Tournai-Ath-Mouscron Le MR estime que les contrôles avec les radars répressifs sont trop nombreux. La police réplique, chiffres à la clé

Un vif débat est survenu ce lundi soir au Conseil de police de Comines-Warneton au moment d’aborder le budget 2018. Un budget approuvé par tous les élus à l’exception du MR dans la minorité.

"Nous avons toujours soutenu une police efficace, performante, disposant de tout le matériel pour la sécurité du citoyen, à son domicile et sur la route", explique Alice Leeuwerck (MR). "Mais une amertume est née au sein de la population. Elle connaît des modifications majeures de la mobilité : la mise à 90 km/h de la RN58, de nombreuses déviations suite à d’interminables travaux, les charrois lourds de tout type dans les centres… Tout ça a amené la majorité Action- (CDH)-PS à prendre des mesures."

Alice Leeuwerck évoque les radars, préventifs et répressifs surtout. "Oui, la police a plus que rempli sa mission de prévention. Serait-elle aujourd’hui devenue surtout une police répressive, dans le but de remplir les caisses de l’État fédéral ? Nous ne cherchons pas à défendre les chauffards ni les rois de la vitesse. Nous nous offusquons seulement de ce que nous considérons comme une chasse aux sorcières mise en place à Comines-Warneton par l’usage excessif et disproportionné des radars."

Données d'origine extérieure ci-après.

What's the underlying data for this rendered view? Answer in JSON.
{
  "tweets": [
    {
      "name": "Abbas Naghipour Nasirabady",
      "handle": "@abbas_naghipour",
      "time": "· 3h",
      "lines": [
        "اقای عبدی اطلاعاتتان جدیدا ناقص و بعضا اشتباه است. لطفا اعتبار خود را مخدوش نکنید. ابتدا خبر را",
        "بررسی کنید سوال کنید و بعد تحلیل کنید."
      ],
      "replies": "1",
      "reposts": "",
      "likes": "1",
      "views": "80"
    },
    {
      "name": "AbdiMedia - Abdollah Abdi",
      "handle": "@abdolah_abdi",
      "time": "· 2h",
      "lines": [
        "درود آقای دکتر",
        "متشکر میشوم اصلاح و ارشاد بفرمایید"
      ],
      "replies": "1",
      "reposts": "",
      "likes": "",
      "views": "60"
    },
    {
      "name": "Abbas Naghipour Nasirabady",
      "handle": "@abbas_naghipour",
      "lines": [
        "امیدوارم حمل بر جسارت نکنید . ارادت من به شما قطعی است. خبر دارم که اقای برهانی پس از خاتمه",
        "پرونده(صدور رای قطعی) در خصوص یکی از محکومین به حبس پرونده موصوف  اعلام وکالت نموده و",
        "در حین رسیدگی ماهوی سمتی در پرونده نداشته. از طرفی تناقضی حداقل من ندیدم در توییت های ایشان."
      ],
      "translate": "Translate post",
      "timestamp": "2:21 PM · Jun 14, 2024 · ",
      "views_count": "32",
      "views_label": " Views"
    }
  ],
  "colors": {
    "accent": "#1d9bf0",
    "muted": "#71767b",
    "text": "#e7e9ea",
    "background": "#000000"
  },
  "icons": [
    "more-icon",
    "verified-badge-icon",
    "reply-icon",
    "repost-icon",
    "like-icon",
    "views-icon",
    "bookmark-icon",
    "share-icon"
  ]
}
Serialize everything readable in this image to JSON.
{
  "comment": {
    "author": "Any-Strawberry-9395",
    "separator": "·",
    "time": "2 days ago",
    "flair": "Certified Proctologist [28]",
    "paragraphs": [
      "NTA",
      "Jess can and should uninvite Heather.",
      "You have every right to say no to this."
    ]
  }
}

Ces propos ont choqué l’échevin de la Mobilité Didier Vandeskelde (Action - CDH). "Nous avons fait des réunions d’Agenda 21 et à chaque fois, les citoyens signalent que les gens roulent trop vite dans leur rue, ils demandent la présence de radars et nous ne faisons que répondre aux demandes de la situation." Le chef de corps de la police de Comines-Warneton, Sébastien Dauchy, a également tenu à répondre.

"Je peux comprendre que les Lidars sur la RN58 fâchent. Mais ce n’est certainement pas pour faire rentrer de l’argent dans la caisse de l’État ni de la commune. Le but est d’effectuer les contrôles en fonction d’éléments objectifs. Il y a les plaintes des riverains qui peuvent être corroborées par les faits, par le nombre d’accidents. Nous plaçons le radar préventif et, dans bien des cas, le radar répressif suit la semaine suivante. 80 % des contrôles sont annoncés via Facebook, Coyote… Cela contribue à la prévention. Et depuis le début de l’année, nous déplorons 16,95 % de taux d’infraction. L’année passée, pour toute l’année, nous en étions à 22 %."

Les résultats sont donc positifs pour l’instant. "Mon objectif est clair : ce n’est pas de faire du chiffre mais bien de faire baisser le nombre d’accidents, surtout avec blessés, ou mortels. En 2016, nous avions 58 accidents avec décès, blessés et blessés graves. Nous en sommes à 36 pour l’instant"¸souligne Sébastien Dauchy.

À noter enfin que seuls deux accidents sont à déplorer depuis le 1 er juillet et les nouvelles dispositions de la RN58 : la réduction de la vitesse maximale à 90 km/h et la possibilité pour les convois agricoles de prendre cette RN58. Aucun de ces accidents n’a impliqué de convoi agricole.